Kiralık Aşk: Özledim...

Kiralık Aşk: Özledim...
Bir tablo çizdim gözlerim kapalı. Temamı da "özledim" seçtim. Benim tablomu sakın sevgili Ömer'imizin evindeki ağızları olmayan, yüzleri seçilemeyen, hani hemen hemen her sahnede tanıklık ettiğimiz o kasvetli resimlerden biri sanmayın. O tablolar gibi değil benim resmim.

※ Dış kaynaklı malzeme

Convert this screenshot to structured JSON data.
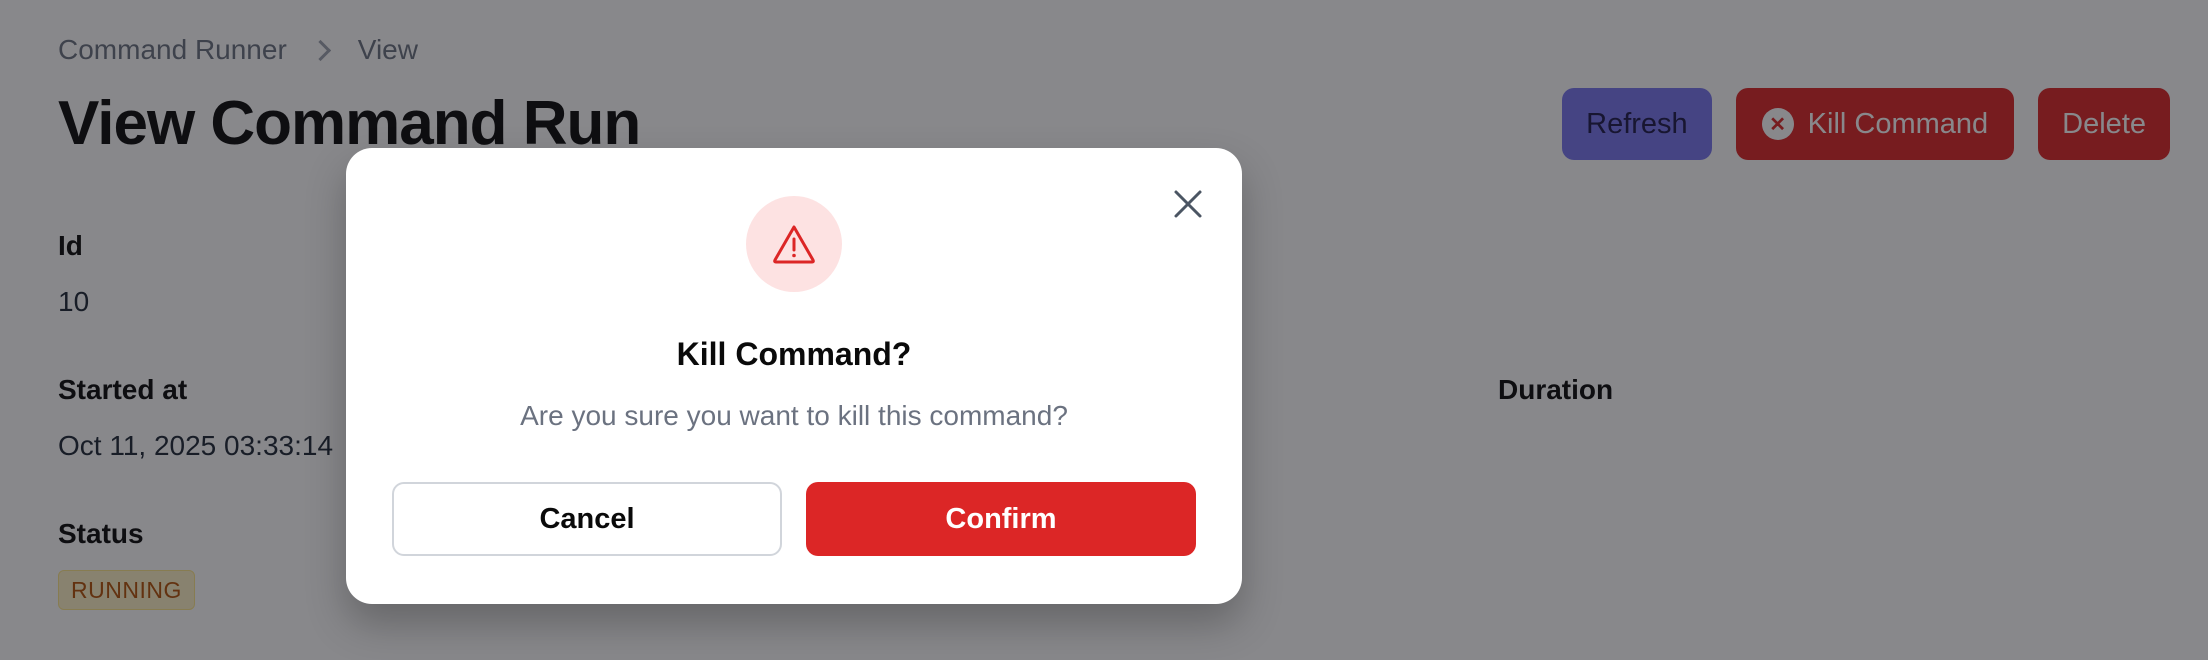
{
  "breadcrumb": {
    "items": [
      "Command Runner",
      "View"
    ]
  },
  "page": {
    "title": "View Command Run"
  },
  "header_actions": {
    "refresh_label": "Refresh",
    "kill_label": "Kill Command",
    "delete_label": "Delete"
  },
  "fields": {
    "id_label": "Id",
    "id_value": "10",
    "started_label": "Started at",
    "started_value": "Oct 11, 2025 03:33:14",
    "duration_label": "Duration",
    "status_label": "Status",
    "status_value": "RUNNING"
  },
  "modal": {
    "title": "Kill Command?",
    "message": "Are you sure you want to kill this command?",
    "cancel_label": "Cancel",
    "confirm_label": "Confirm",
    "icon": "warning-triangle-icon"
  },
  "colors": {
    "danger": "#dc2626",
    "primary": "#7877ee",
    "badge_bg": "#fef3c7",
    "badge_text": "#b45309"
  }
}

Hoşuma gitmeyen her bir sahneyi kafamdan silerek, psikolojime neşe aşılayacak şekilde, hayallerime kazınan, cıvıl cıvıl sahnelerden başladım çizmeye. Beklediğimiz, ümit ettiğimiz, özlediğimiz, görmek istediğimiz sahneleride tek tek ekleyerek donattım resmimi.
 
Yıllardan sonra ilk defa bana coşkuyla dizi izletmeyi başaran, duygularımı silkeleyen, heyecanıma heyecan katan KA ekibine borçluydum çünkü bunu. Neden mi? Çünkü klişeleşmiş konular altında boğulan yüzlerce yapımdan "biz farklıyız, izle göreceksin" mesajlarıyla farkındalıklarını koyarak sıyrılmışlardı. Romantik komediyi alışageldiğimiz formatların dışında sunmaları, başrollerin uyumuyla da çok güzel pekişmişti. Mutluydum, DEFÖM aşkına kendimi kaptırmış, sorgusuz-sualsiz rüzgarlarına kapılmıştım. Ama ne olduysa oldu, 34.bölümün son sahnesindeki "Ömer ve bakışını" ilk defa sineye çekemedim, kabullenemedim, sorgulamaya başladım.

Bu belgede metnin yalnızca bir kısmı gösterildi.